Why You Shouldn't Overlook Brisket For Your Next Pot Roast
Pot roast is one of those classic meals that always hits the spot. It's not only packed with protein but seems to have a nourishing effect on the soul, as well. For the perfect melt-in-your-mouth roast that makes a wonderfully thick and flavorful gravy, chuck roast (from the shoulder) is usually recommended as the best meat for pot roast, with bottom round (from the hind legs) not far behind. They are tougher, lean cuts with more muscle and lots of connective tissue and collagen that break down when making a slow cooker pot roast recipe, resulting in meat that's moist and tender. Chuck roast is a bit more flavorful, while bottom round is a good economical option. Another great cut of beef for pot roast that's often overlooked is brisket.
Beef brisket is often associated with the smoker, yet its texture and taste also make it ideal for a pot roast. Much like chuck and bottom round, brisket is made of muscle, but it comes from the breast of the cow. It's two muscles, actually — the flat cut and the point cut — which may be sold together but are typically sold separately. The flat cut is leaner, and the point is more well-marbled. Overall, brisket is leaner than chuck with a beefier flavor than round. When it comes time to prepare it for a pot roast, there are some tips you should know.

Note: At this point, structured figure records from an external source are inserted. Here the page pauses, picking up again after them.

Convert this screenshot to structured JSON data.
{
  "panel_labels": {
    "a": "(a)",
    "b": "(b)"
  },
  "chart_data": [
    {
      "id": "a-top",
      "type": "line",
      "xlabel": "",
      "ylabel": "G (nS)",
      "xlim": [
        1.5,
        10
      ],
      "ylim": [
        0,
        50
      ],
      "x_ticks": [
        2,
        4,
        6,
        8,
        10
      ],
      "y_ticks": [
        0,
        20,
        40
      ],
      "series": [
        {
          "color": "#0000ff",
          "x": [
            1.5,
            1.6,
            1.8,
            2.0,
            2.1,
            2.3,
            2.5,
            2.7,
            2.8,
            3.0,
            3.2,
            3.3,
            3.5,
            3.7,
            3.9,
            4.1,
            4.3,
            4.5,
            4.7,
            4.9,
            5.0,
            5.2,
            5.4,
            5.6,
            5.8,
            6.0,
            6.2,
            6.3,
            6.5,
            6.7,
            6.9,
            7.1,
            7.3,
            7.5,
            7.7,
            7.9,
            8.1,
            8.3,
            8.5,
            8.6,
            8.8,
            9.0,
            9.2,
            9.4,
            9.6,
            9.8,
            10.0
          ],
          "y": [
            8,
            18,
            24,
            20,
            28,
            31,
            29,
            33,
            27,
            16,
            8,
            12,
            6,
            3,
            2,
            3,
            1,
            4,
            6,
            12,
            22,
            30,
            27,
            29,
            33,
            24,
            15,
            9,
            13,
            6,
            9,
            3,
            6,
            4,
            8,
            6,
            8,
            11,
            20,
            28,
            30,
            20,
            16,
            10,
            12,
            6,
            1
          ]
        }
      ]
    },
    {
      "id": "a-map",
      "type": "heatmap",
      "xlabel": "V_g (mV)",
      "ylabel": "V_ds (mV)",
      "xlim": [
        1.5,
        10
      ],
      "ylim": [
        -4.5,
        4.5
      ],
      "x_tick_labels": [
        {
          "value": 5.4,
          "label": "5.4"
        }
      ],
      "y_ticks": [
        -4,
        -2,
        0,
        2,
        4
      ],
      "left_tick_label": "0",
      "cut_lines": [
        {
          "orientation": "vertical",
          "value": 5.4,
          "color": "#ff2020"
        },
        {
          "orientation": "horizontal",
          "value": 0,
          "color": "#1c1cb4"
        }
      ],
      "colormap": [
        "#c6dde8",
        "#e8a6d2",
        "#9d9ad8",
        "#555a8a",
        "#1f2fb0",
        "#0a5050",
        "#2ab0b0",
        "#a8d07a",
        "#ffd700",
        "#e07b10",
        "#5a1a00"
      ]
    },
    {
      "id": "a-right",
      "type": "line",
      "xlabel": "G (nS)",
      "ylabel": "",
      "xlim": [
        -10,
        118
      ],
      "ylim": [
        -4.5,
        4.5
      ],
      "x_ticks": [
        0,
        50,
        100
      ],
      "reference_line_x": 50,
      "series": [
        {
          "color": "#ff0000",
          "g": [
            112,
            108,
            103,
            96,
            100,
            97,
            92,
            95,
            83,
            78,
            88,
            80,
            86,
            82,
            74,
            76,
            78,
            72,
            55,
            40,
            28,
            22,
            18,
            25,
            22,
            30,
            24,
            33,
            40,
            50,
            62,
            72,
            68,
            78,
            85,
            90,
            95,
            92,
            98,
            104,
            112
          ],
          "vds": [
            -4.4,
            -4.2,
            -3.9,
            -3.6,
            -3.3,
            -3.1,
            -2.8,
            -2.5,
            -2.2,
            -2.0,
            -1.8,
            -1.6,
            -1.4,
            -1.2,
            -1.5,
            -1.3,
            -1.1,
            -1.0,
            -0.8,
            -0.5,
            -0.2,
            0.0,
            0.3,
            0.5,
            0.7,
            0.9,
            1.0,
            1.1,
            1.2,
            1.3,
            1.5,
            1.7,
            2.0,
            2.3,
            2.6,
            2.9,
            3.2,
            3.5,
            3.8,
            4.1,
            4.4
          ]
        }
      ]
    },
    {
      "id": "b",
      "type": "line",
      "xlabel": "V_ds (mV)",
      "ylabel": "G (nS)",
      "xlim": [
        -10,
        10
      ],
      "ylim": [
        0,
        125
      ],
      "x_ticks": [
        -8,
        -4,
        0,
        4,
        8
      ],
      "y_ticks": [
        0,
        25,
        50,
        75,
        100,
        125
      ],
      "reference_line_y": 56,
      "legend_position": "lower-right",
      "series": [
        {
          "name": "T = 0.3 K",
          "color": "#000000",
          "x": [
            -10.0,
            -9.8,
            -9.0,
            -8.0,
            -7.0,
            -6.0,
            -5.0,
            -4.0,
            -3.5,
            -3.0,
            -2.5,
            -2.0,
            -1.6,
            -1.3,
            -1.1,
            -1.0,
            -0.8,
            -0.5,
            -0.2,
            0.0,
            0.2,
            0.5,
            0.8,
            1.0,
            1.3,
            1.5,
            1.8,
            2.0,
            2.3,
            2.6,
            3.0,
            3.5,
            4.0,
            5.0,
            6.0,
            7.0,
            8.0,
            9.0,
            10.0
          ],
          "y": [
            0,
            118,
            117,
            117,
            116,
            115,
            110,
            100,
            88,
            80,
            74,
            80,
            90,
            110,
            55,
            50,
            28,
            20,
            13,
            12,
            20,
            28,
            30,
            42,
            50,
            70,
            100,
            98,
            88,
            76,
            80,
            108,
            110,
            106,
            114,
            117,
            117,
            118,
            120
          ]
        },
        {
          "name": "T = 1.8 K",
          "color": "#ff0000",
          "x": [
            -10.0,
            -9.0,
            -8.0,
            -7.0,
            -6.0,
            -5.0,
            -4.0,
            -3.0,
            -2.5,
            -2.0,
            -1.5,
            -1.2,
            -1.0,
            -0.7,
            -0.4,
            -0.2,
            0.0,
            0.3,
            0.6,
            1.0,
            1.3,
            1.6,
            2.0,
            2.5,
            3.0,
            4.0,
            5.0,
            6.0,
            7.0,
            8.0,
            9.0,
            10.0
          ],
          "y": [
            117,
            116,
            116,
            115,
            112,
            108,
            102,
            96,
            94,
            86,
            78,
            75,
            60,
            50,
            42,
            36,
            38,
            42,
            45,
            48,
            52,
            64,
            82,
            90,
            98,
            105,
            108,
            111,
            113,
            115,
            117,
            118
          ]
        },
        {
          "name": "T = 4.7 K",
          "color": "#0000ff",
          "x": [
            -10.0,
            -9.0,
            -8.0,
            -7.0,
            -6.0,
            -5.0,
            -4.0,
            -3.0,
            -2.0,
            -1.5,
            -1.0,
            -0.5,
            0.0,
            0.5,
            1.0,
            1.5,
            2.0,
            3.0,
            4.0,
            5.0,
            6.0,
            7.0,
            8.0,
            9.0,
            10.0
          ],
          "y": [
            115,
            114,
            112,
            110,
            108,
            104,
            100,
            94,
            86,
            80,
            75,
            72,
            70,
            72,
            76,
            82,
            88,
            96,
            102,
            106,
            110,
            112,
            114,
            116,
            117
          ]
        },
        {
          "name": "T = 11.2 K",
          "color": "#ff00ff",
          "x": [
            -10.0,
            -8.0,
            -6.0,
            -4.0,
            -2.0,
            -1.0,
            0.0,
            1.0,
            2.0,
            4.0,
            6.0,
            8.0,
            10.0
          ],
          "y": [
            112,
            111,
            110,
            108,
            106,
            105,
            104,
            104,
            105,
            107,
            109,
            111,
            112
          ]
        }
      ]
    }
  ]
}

How to prepare brisket for the perfect pot roast
Although brisket doesn't have as much interior marbling as chuck, there is a significant fat cap on the exterior. When deciding how much fat to remove, it's really about personal preference. You don't want to trim all the way to the red meat because the fat adds a lot of flavor and helps it tenderize. That said, if you leave too much fat, the gravy could be a little heavy and greasy. To trim the fat cap, use a sharp chef's knife or filet knife for straight and clean cuts. Slice into the fat at your desired depth, then pull it away from the meat as you cut through it.
To get extra flavor on the exterior of the brisket (that will seep into the interior), generously salt and pepper it, then sear in hot oil on all sides until browned. Once it's time to hit the slow cooker or Dutch oven, you can add whatever herbs, spices, and aromatics that you'd use with any beef recipe. Onions, carrots, and potatoes are the classic pot roast veggies, but for a slightly different flavor, you might want to incorporate leeks or fennel bulbs. Both are hardy vegetables with a little pungency that counterbalances the bright, beefy brisket flavor.
Not only is brisket fairly easy to work with and super delicious in pot roast, but because it has less interior marbling and connective tissue, it holds its shape well while cooking. Once it's done, the meat will slice perfectly against the grain for a beautiful presentation on the plate.